Figure 4: Highlighted key visual features of lung fibrosis in generated imaging artifacts. A zoomed region of the left lower lobe (yellow box) in the real and generated CT scans show comparable amounts of architectural distortion, patterned ground glass opacification and reticulation, all hallmarks of lung fibrosis. The availability of our scans are not uniform across time and across patients, the model is trained on scans at irregular time points

Verifiable Clinical Reliability: We explore our model’s clinical utility using a survival analysis based approach to mimic the clinical workflows. Radiologists track prognostic imaging biomarkers in IPF over time to assess disease progression. Though we lack comprehensive visual scores for all cases, we propose a method that mirrors clinical workflows, including selecting key prognostic biomarkers, analyzing their longitudinal changes, and comparing their prognostic value in synthesized vs. real scans.

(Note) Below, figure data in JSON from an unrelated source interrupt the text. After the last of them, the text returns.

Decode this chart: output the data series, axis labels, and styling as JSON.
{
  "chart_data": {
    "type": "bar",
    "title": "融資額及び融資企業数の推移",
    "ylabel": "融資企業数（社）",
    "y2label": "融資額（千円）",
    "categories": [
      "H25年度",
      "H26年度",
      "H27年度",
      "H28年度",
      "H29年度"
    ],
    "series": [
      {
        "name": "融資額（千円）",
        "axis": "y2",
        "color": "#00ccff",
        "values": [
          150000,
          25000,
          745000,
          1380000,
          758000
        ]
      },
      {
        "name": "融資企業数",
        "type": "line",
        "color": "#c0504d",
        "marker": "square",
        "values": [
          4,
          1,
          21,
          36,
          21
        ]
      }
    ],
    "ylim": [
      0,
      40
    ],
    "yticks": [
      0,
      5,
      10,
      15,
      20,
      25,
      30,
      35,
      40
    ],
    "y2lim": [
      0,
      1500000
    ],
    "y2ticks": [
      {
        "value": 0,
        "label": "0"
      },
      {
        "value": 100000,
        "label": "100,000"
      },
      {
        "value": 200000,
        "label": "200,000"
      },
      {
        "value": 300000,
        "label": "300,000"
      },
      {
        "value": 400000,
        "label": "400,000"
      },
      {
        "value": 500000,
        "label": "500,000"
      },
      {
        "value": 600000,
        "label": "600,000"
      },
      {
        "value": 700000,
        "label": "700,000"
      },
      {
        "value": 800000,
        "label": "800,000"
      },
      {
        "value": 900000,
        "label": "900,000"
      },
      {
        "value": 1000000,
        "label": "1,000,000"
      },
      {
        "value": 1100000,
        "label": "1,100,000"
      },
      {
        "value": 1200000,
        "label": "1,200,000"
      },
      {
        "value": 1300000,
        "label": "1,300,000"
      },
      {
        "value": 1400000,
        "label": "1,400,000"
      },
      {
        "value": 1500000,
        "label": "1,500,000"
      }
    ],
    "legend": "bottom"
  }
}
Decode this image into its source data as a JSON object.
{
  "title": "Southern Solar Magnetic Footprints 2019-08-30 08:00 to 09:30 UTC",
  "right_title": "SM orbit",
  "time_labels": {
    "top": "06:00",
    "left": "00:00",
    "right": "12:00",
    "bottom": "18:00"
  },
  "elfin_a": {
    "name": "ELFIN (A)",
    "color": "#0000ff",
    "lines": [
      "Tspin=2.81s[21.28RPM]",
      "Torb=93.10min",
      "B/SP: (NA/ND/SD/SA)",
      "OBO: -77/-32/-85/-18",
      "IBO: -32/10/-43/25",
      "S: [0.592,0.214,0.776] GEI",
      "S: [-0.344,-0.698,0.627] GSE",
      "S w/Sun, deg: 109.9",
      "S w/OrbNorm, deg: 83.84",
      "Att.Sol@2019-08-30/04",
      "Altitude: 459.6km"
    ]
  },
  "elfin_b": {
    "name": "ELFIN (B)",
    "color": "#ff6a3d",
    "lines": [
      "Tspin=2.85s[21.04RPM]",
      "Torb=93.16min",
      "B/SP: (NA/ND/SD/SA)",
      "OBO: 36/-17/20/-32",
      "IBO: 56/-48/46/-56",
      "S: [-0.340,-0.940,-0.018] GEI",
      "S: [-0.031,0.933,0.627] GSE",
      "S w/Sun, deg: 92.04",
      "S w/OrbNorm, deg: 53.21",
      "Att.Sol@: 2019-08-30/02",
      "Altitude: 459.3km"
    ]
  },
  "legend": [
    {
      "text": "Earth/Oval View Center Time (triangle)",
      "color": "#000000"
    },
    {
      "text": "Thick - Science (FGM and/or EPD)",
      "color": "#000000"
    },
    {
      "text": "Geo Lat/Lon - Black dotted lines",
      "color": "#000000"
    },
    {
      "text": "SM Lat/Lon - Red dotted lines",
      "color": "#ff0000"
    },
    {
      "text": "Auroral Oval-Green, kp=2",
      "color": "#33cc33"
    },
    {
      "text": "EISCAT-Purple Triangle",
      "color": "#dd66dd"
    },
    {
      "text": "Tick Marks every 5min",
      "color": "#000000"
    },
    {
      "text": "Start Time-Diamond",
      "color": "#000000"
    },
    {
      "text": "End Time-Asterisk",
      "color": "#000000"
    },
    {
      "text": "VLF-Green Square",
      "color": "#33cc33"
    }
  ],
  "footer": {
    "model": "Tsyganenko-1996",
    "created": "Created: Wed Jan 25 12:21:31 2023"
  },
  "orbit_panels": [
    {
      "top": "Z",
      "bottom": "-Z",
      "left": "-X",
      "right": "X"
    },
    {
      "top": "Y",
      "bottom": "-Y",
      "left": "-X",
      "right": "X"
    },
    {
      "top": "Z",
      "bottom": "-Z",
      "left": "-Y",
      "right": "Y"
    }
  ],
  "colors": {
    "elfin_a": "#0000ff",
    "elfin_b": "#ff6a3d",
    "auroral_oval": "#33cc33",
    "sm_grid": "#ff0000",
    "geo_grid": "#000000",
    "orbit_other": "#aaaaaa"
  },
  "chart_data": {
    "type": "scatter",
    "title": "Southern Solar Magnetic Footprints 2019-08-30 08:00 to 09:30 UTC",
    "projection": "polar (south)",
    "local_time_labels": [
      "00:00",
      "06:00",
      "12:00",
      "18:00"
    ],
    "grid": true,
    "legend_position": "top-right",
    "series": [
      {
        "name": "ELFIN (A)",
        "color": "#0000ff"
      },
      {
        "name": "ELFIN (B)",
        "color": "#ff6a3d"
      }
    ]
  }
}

These extracted imaging biomarkers, along with the covariates, are input into the Cox model to assess their prognostic value in the test dataset. This analysis evaluates the consistency of biomarker trajectories between real and synthetic scans, and explores the potential utility of synthetic scans in tracking changes over time. As shown in the below results, it is very interesting to see that the generated CT images can yield survival outcomes that are sometimes even more accurate than those derived from the real images. However, these results may be overestimated due to the limited sample size.

survival outcome

Figure 5: For the cross-sectional imaging biomarker, the C-index using the generated third scans is 0.943. In comparison, using biomarkers derived from real CT scans for survival prediction yields a slightly lower C-index of 0.914. Next, we compute the longitudinal biomarker by evaluating the change in these top five significant biomarkers over the course of one year, both for real and generated CT scans. By inputting these longitudinal biomarkers along with covariates into the Cox model, we obtain C-indices of 1.0 for both real and generated CT scans.

Although the existing 4D VQ-GAN is a step towards the disease world model with promising results, further study is still required to verify if the 4D VQ-GAN also satisfies the clinical reliability condition due to the lack of time and computational resources.